Among the major objections is the “concentration” of power in the hands of the local municipal bodies which do not have any representation of street vendors. NASVI national coordinator Arbind Singh argued that in its current form the proposed law has “concentrated too much power” in the civic bodies including the final authority to take the decision on a variety of issues key to the rights of street vendors.
This was not the case in the draft bill which empowered the proposed Town Vending Committees (TVC), which were mandated to have at least 40 per cent representation of street vendors, he argued.

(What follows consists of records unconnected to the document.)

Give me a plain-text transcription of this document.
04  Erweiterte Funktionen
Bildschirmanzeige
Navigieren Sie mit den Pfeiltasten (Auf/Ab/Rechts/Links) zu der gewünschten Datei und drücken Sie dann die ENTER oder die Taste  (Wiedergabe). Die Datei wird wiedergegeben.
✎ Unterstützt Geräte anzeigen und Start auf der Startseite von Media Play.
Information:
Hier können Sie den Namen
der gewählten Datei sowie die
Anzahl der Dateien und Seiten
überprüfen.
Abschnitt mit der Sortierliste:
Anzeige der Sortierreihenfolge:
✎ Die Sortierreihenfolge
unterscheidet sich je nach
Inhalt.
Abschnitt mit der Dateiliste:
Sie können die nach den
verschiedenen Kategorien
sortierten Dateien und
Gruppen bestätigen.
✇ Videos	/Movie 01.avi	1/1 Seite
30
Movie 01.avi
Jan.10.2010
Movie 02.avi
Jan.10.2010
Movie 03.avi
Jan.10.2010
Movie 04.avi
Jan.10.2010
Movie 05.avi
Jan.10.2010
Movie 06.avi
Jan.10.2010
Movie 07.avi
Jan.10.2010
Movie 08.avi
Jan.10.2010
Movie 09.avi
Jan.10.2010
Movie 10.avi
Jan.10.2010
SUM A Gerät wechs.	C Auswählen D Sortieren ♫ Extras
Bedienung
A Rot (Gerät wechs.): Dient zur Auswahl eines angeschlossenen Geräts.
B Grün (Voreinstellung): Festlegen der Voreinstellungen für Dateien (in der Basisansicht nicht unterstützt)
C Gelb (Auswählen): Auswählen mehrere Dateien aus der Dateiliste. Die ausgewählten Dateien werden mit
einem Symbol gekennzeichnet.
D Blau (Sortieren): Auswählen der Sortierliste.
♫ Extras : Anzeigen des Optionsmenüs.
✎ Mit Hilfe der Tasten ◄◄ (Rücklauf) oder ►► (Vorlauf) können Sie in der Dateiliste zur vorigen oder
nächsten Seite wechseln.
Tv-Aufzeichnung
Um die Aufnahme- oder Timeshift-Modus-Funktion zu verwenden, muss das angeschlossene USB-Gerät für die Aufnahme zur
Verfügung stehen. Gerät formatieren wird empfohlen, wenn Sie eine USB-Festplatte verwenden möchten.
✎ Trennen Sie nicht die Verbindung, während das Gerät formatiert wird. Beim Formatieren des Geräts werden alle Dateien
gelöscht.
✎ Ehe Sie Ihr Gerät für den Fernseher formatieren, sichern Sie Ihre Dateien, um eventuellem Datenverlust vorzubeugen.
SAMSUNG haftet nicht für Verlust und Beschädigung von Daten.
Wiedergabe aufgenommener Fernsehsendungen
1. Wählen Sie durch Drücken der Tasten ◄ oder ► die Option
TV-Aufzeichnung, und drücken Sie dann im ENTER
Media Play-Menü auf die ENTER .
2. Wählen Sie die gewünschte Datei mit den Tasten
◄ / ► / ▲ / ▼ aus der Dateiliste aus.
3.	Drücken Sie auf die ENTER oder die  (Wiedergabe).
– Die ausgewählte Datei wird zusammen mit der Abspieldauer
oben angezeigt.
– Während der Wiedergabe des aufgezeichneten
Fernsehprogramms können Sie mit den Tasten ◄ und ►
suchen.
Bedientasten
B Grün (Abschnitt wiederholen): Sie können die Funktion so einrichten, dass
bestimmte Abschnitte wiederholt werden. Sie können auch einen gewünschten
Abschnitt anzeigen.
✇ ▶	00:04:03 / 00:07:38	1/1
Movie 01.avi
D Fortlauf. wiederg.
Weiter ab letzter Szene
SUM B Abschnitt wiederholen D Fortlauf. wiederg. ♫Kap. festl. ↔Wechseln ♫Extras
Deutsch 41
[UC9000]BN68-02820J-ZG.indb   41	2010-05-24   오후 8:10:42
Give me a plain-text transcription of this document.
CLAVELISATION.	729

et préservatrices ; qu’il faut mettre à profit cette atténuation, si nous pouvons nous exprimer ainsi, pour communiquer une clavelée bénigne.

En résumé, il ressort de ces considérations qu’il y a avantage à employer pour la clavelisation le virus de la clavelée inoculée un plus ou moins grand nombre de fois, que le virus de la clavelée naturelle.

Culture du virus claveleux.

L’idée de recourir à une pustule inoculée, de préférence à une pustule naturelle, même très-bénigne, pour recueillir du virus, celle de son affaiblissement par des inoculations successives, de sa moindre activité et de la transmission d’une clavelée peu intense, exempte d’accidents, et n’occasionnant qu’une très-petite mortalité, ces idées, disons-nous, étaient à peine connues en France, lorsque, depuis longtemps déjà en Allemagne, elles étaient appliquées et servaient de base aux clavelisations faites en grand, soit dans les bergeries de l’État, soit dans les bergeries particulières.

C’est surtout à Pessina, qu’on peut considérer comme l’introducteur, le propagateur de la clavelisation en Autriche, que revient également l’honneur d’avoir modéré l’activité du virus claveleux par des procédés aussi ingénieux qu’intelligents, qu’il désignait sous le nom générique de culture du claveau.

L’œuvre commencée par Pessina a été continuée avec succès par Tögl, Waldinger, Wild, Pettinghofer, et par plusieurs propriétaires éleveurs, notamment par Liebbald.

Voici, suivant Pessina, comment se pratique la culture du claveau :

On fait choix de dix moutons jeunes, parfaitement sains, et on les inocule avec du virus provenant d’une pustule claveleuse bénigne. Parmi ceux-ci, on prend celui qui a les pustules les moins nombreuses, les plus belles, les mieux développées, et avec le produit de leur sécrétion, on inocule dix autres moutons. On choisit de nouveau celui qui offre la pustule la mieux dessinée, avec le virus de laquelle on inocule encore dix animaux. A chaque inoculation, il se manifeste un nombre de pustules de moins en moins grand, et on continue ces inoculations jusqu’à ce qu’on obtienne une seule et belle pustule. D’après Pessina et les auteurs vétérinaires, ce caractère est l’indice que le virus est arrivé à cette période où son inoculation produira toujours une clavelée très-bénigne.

“The main provisions of the Bill defeat the very purpose of the need for any law as lots of powers have been given to municipal bodies like the final authority on issues like identification, registration and licensing of street vendors, identification of natural markets and allocation of space based on the idea of natural markets.”
“On lots of other important issues, the proposed law leaves it to the discretion of the local bodies to create schemes for street vendors. As far as our experience in the advocacy goes, municipal bodies do not even consider the street vending community dignified and worthy enough to engage with. How are we then expected to believe that the same bodies can be trusted for protecting rights of the same people?” Mr. Singh asked.
In accordance with the provisions of the National Policy for Urban Street Vendors 2004, the civil society group has demanded central role for the TVC to deal with all important issues of street vendors including the demarcation of natural markets and vending zones.
Mr. Singh also argued that the Bill shows scant regard to rehabilitation and resettlement issues in case of land acquisition for public purposes. It nullifies even the provisions of the National Policy for Urban Street Vendors 2004 on the issue of rehabilitation and resettlements, he added saying the very important point of “public purpose” has not been transparently and clearly defined in the Bill.
“We are not arguing that the Bill is all negative, indeed it has lots of motive provisions which will prevent the day-to-day harassment of street vendors. What we do not want is to allow the proposed law to end up being just a cosmetic law which can not ensure protection of the rights of the marginalised professionals.”
NASVI has submitted its points of amendments to the Secretary of the Ministry of Housing and Urban Poverty Alleviation and the National Advisory Council.
Among a list of amendments NASVI will campaign for, include provisions for those on railway premises who have been left out of the scope of the proposed law, incorporation of principles of natural markets as central to the determination of vending zones, prescription of minimum quantitative norms for a number of street vendors to be accommodated and provision for allocation of a minimum percentage of public land for street vending.
In order to pressurise the Government for amendments in the Bill, NASVI has also proposed a series of campaigns and advocacy programmes including a national convention of street vendors in Delhi on December 13.